In 2022, Donald Trump-appointed U.S. District Judge Daniel D. Domenico threw out the mother’s lawsuit finding that the school’s dress code “imposes comparable burdens on students of both sexes,” and is therefore not discriminatory. The mother appealed to the U.S. Court of Appeals for the Tenth Circuit and a unanimous three-judge panel reversed Domenico’s ruling in a brief ruling.

U.S. Circuit Judge Joel Carson, another Trump appointee, wrote for the panel, which also included U.S. Circuit Judges Harris Hartz, a George W. Bush appointee, and Carolyn McHugh, a Barack Obama appointee.

Carson said that Domenico should not have applied a “comparative burdens” test to the case.

“For the last forty-seven years, the Supreme Court has recognized only one test for determining whether a sex-based classification violates the right to equal protection under the Fourteenth Amendment,” Carson said, referring to the intermediate scrutiny analysis applicable to claims of sex discrimination.

“In this case, a Colorado charter school urges us to replace that test with another,” Carson continued. “We decline the invitation.”

Carson refused to speculate about what the results would be if an intermediate scrutiny analysis is applied to the facts asserted, but rather, remanded the case to the district court to apply the correct standard. As the judge reminded, intermediate scrutiny requires the state actor to prove that it had an “exceedingly persuasive” reason for applying gender-based distinction, and that the distinction was “substantially related” to its objectives. Carson also noted that whatever the school’s objectives were for allowing girls to wear earrings while prohibiting boys from doing so was “at this point unstated.”

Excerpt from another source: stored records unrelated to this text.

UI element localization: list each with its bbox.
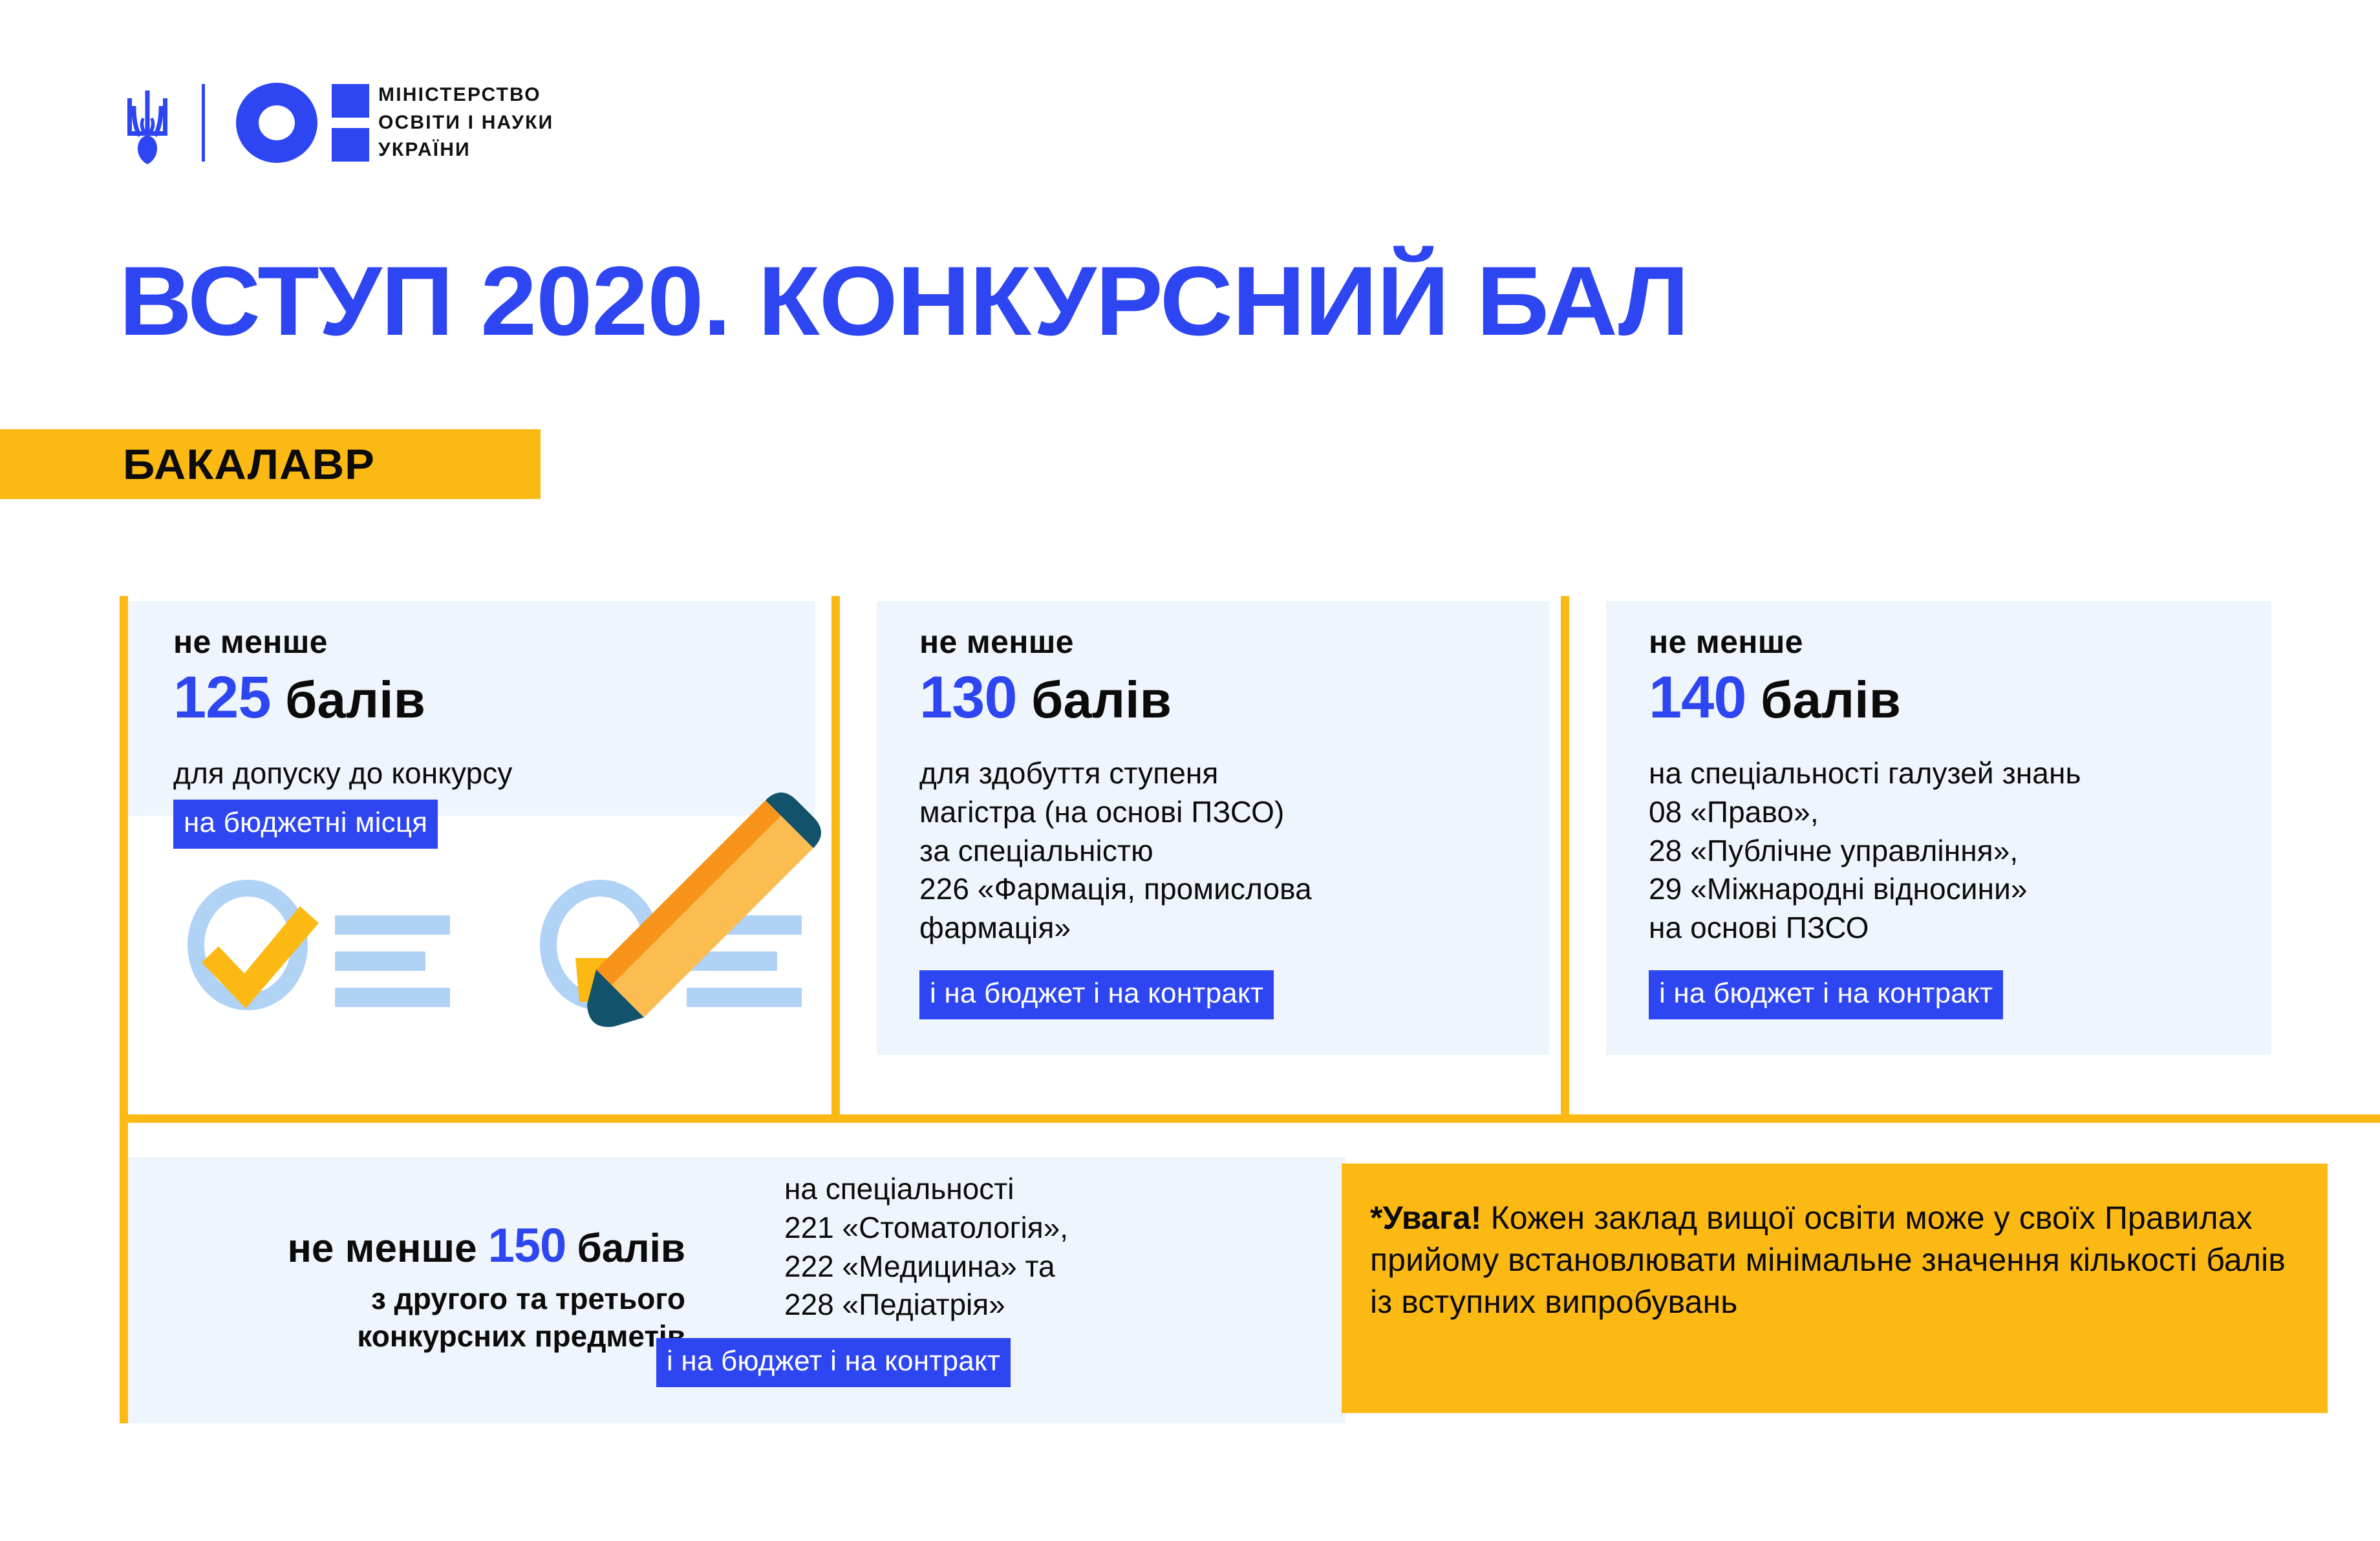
text-line: на спеціальності галузей знань	[1649, 754, 2271, 793]
ministry-name: МІНІСТЕРСТВО ОСВІТИ І НАУКИ УКРАЇНИ	[378, 81, 553, 164]
logo-divider	[202, 84, 205, 162]
card-140-pill: і на бюджет і на контракт	[1649, 970, 2003, 1019]
text-line: 226 «Фармація, промислова	[919, 870, 1549, 909]
card-150-left: не менше 150 балів з другого та третього…	[168, 1219, 685, 1355]
text-line: 222 «Медицина» та	[784, 1248, 1314, 1286]
card-130-description: для здобуття ступенямагістра (на основі …	[919, 754, 1549, 948]
card-150-prefix: не менше	[287, 1226, 477, 1271]
card-125-score-line: 125 балів	[173, 664, 815, 731]
card-125-prefix: не менше	[173, 624, 815, 659]
warning-body: Кожен заклад вищої освіти може у своїх П…	[1370, 1200, 2286, 1320]
card-150-subtitle: з другого та третього конкурсних предмет…	[168, 1281, 685, 1355]
card-150-right: на спеціальності221 «Стоматологія»,222 «…	[784, 1170, 1314, 1324]
text-line: 29 «Міжнародні відносини»	[1649, 870, 2271, 909]
text-line: на основі ПЗСО	[1649, 909, 2271, 948]
check-mark-icon	[196, 888, 319, 1008]
frame-divider-2	[1561, 596, 1569, 1118]
card-140-score: 140	[1649, 664, 1746, 730]
text-line: за спеціальністю	[919, 832, 1549, 871]
ministry-line-3: УКРАЇНИ	[378, 136, 553, 164]
card-150-score: 150	[488, 1218, 566, 1272]
ministry-line-1: МІНІСТЕРСТВО	[378, 81, 553, 109]
card-125-unit: балів	[285, 671, 425, 728]
warning-text: *Увага! Кожен заклад вищої освіти може у…	[1370, 1197, 2299, 1323]
frame-horizontal-rule	[120, 1114, 2380, 1123]
card-130-score-line: 130 балів	[919, 664, 1549, 731]
card-140-description: на спеціальності галузей знань08 «Право»…	[1649, 754, 2271, 948]
ministry-logo: МІНІСТЕРСТВО ОСВІТИ І НАУКИ УКРАЇНИ	[122, 71, 553, 175]
text-line: 228 «Педіатрія»	[784, 1286, 1314, 1324]
card-140-prefix: не менше	[1649, 624, 2271, 659]
card-150-sub-line-1: з другого та третього	[168, 1281, 685, 1318]
card-130-score: 130	[919, 664, 1017, 730]
ukraine-trident-icon	[122, 81, 173, 164]
page-title: ВСТУП 2020. КОНКУРСНИЙ БАЛ	[119, 252, 1689, 350]
text-line: 08 «Право»,	[1649, 793, 2271, 832]
list-lines-left	[335, 915, 450, 1007]
card-125-score: 125	[173, 664, 271, 730]
text-line: для здобуття ступеня	[919, 754, 1549, 793]
card-150-score-line: не менше 150 балів	[168, 1219, 685, 1273]
mon-o-colon-icon	[236, 81, 372, 164]
warning-box: *Увага! Кожен заклад вищої освіти може у…	[1342, 1164, 2328, 1413]
card-130-prefix: не менше	[919, 624, 1549, 659]
card-140-unit: балів	[1761, 671, 1901, 728]
frame-left-rail	[120, 596, 128, 1423]
checklist-with-pencil-illustration	[162, 763, 828, 1112]
text-line: 28 «Публічне управління»,	[1649, 832, 2271, 871]
infographic-page: МІНІСТЕРСТВО ОСВІТИ І НАУКИ УКРАЇНИ ВСТУ…	[0, 0, 2380, 1541]
degree-badge: БАКАЛАВР	[0, 429, 541, 499]
card-150-specialties: на спеціальності221 «Стоматологія»,222 «…	[784, 1170, 1314, 1324]
frame-divider-1	[831, 596, 840, 1118]
card-150-unit: балів	[577, 1226, 685, 1271]
card-130-pill: і на бюджет і на контракт	[919, 970, 1274, 1019]
card-130-unit: балів	[1031, 671, 1172, 728]
warning-bold-prefix: *Увага!	[1370, 1200, 1482, 1236]
card-150-pill: і на бюджет і на контракт	[656, 1338, 1011, 1387]
text-line: магістра (на основі ПЗСО)	[919, 793, 1549, 832]
text-line: фармація»	[919, 909, 1549, 948]
degree-badge-label: БАКАЛАВР	[123, 440, 375, 489]
card-150-sub-line-2: конкурсних предметів	[168, 1318, 685, 1355]
text-line: 221 «Стоматологія»,	[784, 1209, 1314, 1248]
card-140-score-line: 140 балів	[1649, 664, 2271, 731]
text-line: на спеціальності	[784, 1170, 1314, 1209]
ministry-line-2: ОСВІТИ І НАУКИ	[378, 109, 553, 137]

In addition to dismissing the underlying discrimination claim, the district court also dismissed the mother’s claim for unlawful retaliation under Title IX. The panel upheld that dismissal, finding that the plaintiff had not sufficiently pleaded that the school retaliated against the child because he complained of sex discrimination.

“This decision gives this little boy and his family an opportunity to right a wrong that was done to them,” said Igor Raykin, attorney for the plaintiffs. “This child should have never been forced out of school for something so petty, and the school should have devoted its resources properly to books, technology paying its staff properly instead of a senseless fight over earrings.”

Rocky Mountain Classical Academy declined Law&Crime’s request for comment.

Editor’s note: This piece was modified from its original version to include comment from counsel.